Logistically, coaches always ask when and how to make these happen. The answer depends on your team’s schedule and your own time, but the mechanics are simpler than they sound.

The most available window is usually the before and after: the five minutes before the start of practice when kids are arriving and putting their stuff down, and the five minutes after when they’re packing up to leave. You’re already there. The team isn’t all together yet or has just dispersed. You pull one kid aside, “Hey, can I grab you for a second?”, and you do it there.

Some coaches build in a rotation: one player per week, you pull them aside or walk with them between drills, and by mid-season you’ve had the conversation with everyone. On a team of twelve, that’s less than a season’s worth of weeks. You can do this without disrupting any practice or scheduling any special time.

The only requirement is that you actually do it, which means you actually track who you’ve talked to. A simple list with checkmarks. Twelve names. Check them off as the season goes. Don’t let the urgent always push out the important.


What you do with what you learn is mostly up to your judgment, but a few things are worth saying directly.

Write down what you learned. Not in an elaborate file, just a quick note on your phone after the conversation. A year later you will not remember that Jordan mentioned his parents were going through something difficult, or that Aisha said she’d been struggling with sleep. But at the end of the season when you’re writing recognition for each player, or midseason when you notice a kid seeming off, you’ll want that information. A 10-word note per player is enough.

Don’t use what you learn as material for practice or games. If a kid tells you something private and then you reference it in front of the team, you’ve broken the agreement the conversation created. What happens in the one-on-one stays there unless the kid brings it into a group context themselves.

If something comes out that requires a mandatory reporter conversation, anything involving a kid’s safety, you know what to do. That threshold doesn’t come up often. When it does, you act.


The other thing worth naming is what these conversations do for you. Coaching is easier when you know who your players actually are. The kid who’s been distracted at practice, turns out her grandmother is in the hospital. The kid who seemed like he was slacking, turns out he’s been doing two-hour commutes three days a week because his family moved. The kid who you thought just didn’t care, turns out she’s been dealing with something at school that she hasn’t told anyone. None of that is information you could have gotten from watching practice. You had to ask.
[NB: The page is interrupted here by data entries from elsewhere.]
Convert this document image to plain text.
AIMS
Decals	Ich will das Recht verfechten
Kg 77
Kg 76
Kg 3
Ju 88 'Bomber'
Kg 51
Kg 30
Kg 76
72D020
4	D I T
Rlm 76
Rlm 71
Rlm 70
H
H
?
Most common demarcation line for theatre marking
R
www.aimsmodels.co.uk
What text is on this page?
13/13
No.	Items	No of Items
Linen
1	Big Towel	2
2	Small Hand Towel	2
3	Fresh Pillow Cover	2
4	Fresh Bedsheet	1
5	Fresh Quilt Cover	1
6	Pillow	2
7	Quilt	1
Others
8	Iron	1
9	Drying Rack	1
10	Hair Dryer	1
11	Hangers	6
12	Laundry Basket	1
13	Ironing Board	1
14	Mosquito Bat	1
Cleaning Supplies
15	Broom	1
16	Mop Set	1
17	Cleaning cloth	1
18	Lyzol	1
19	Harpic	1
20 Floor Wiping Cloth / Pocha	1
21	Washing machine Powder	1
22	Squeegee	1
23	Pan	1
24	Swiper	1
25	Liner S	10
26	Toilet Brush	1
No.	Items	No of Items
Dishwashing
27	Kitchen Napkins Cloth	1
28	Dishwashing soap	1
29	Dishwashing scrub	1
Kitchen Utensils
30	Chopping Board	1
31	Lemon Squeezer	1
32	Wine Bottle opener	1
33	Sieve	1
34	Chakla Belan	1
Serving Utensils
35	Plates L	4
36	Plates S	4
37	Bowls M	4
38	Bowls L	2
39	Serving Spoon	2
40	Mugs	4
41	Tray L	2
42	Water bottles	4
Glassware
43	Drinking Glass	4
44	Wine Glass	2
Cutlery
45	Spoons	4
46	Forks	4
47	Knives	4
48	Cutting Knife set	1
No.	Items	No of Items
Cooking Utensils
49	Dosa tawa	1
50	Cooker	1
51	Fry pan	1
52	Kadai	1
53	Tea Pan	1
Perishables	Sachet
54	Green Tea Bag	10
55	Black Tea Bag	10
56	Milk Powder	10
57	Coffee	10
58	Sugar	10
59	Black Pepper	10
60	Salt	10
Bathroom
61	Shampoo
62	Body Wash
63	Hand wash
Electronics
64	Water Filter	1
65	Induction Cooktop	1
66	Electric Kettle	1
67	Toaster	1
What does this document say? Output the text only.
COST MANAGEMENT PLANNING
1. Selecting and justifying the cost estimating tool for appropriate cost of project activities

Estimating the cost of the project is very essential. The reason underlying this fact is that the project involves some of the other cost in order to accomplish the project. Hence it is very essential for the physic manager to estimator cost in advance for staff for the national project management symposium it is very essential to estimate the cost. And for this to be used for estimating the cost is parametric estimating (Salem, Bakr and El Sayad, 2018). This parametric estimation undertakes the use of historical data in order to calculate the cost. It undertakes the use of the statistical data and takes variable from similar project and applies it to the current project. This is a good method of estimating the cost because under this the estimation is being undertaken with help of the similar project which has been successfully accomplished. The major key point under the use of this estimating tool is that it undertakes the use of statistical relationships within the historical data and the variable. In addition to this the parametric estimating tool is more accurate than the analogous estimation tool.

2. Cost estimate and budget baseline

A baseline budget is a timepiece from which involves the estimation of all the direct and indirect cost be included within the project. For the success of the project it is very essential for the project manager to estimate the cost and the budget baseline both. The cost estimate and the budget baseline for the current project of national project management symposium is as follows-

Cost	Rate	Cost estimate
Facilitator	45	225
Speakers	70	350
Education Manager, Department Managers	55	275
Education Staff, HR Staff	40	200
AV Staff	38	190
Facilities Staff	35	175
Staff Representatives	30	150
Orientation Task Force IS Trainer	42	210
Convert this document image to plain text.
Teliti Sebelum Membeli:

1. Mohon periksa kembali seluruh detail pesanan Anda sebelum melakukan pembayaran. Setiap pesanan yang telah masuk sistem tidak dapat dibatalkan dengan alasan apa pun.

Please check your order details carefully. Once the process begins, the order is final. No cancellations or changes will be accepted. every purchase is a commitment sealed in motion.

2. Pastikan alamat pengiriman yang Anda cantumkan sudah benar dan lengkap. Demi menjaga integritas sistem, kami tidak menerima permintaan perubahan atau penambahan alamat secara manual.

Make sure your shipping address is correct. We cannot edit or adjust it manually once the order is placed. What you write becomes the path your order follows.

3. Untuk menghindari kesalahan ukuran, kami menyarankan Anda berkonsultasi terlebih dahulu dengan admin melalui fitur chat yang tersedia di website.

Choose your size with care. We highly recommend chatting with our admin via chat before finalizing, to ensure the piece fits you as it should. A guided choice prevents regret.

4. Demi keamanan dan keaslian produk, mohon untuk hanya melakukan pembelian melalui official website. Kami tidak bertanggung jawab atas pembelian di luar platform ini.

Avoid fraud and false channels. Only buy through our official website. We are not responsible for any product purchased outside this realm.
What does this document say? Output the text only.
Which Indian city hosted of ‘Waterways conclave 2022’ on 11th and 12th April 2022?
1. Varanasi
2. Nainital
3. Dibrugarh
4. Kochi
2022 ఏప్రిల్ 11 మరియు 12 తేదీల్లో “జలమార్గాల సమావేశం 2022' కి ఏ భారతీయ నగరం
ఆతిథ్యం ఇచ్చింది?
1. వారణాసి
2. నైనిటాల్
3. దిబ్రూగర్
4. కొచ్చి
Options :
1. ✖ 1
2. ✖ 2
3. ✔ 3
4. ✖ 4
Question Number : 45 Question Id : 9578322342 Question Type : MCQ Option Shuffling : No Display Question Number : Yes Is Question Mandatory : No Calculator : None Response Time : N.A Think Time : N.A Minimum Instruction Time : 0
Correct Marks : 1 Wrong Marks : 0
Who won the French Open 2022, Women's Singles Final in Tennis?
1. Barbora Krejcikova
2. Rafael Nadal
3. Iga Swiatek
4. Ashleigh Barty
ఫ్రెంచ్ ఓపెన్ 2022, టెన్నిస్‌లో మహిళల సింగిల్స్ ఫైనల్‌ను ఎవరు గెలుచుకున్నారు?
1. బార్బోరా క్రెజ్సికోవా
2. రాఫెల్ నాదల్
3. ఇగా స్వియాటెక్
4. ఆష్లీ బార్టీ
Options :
The coach who knows this stuff coaches differently. Not softer, differently. They give the distracted kid a different kind of attention. They frame the commuting kid’s contribution in a way that acknowledges what he’s managing. They check in with the struggling kid more often. That’s not charity. That’s precision. You’re responding to the actual situation rather than what it looks like from the outside.


Youth sports is full of coaches who are good at the technical work, who can correct a footwork error, design a solid practice plan, manage a rotation. Fewer coaches are good at the individual relationship, because the individual relationship requires time and vulnerability and a willingness to hear things that aren’t about the sport.

That’s exactly what makes it high-leverage. Most of your players’ coaches won’t have this conversation with them. You will. That’s what they’ll remember, not the drill you ran in week four, not the play that worked in the semifinal. The coach who pulled them aside one afternoon and asked how they were actually doing, and then sat there and listened to the answer.

That’s the most important conversation you’ll have with every player. Make time for it.